May 4, 2014; Charlotte, NC, USA; Rory McIlroy tees off on the fourth hole during the final round of the Wells Fargo Championship at Quail Hollow Club. Reuters

Rory McIlroy and former management company Horizon's multi-million dispute is now full blown and the world no. 1 is set to appear in Dublin High Court next month. When asked if he is a bit troubled by the dispute, McIlroy answered that the possibility of losing in court did not even cross his mind.

The professional golfer is not the type of guy who gets troubled by a 10-million pounds law suit filed against him. In fact, to confirm his calmness despite the looming court battle that he is set face next month, McIlroy further assured everyone that his dispute against Horizon will not in any way disrupt his upcoming Masters challenge this April.

McIlroy attends the Abu Dhabi event to kick off his year at the HSBC Champions but next month, on February 3, the Northern Irishman is set to face another battle-a battle in court.
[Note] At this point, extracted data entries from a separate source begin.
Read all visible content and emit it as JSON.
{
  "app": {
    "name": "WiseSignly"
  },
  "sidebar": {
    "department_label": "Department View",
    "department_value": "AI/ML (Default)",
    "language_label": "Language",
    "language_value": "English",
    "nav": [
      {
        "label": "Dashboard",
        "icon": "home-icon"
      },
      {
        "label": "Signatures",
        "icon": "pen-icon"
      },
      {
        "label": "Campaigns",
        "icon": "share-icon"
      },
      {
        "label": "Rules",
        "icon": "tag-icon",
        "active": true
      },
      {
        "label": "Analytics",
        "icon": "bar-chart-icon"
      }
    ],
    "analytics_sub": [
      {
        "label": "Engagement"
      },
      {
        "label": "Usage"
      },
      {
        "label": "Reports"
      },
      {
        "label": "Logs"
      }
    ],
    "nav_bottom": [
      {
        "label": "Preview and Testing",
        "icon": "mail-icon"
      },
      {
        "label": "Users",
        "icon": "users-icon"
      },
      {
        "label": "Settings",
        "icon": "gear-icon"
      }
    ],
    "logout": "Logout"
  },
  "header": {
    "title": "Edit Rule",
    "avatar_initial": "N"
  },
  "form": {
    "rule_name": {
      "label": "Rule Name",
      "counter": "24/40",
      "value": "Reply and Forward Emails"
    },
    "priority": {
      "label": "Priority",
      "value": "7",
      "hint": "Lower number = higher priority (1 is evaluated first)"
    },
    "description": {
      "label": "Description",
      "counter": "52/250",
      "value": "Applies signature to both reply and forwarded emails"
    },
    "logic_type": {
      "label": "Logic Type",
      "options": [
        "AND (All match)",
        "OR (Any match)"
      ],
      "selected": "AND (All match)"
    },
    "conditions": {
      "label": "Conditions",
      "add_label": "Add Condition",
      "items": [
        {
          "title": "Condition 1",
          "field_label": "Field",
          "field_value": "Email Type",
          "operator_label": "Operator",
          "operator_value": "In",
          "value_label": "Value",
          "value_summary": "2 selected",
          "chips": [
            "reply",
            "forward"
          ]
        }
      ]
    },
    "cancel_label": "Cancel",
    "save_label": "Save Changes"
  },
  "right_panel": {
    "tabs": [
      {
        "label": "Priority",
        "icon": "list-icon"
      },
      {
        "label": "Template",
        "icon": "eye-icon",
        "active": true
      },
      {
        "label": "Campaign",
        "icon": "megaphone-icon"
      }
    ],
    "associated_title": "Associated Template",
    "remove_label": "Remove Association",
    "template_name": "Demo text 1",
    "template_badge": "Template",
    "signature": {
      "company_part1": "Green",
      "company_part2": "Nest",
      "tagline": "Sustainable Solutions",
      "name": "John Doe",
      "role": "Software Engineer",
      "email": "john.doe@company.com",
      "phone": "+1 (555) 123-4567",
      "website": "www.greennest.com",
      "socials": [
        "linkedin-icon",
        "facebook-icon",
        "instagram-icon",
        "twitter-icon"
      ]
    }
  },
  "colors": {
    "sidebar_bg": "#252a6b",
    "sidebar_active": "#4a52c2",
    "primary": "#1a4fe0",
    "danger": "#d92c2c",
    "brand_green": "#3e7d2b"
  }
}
However, the economic impact of losing in court does not bother the Co Down world no. 1. Perhaps, after earning the 7 million pounds prize money last year and his 20 million pounds worth of endorsements, the financial consequences of losing in the court aren't much for the 25-year-old.

When asked what he's about to do about his upcoming appearance in court, McIlroy simply answered that all he needs to do is to just go up there and tell the truth. The dispute between McIlroy and Horizon sprung from the two contracts signed by McIlroy with Horizon. This was after McIlroy left Chubby Chandler's ISM organisation in 2011.

McIlroy, on these two contracts, complained against Horizon in which the former alleged being coaxed by Horizon into signing an unconscionable contract - a contract shocking to the conscience of man, carrying stipulations on 'excessive commissions.' Horizon promptly denied these allegations by filing a counterclaim against McIlroy on the grounds that the player failed to pay commissions and fees.

Rory McIlroy has a battery of lawyers to deal with the legality of the issue. According to the four-time Major title champion, he does not even remember the last time he thought about the dispute. He will just do whatever his lawyers will tell him. For McIlroy, it's no big deal.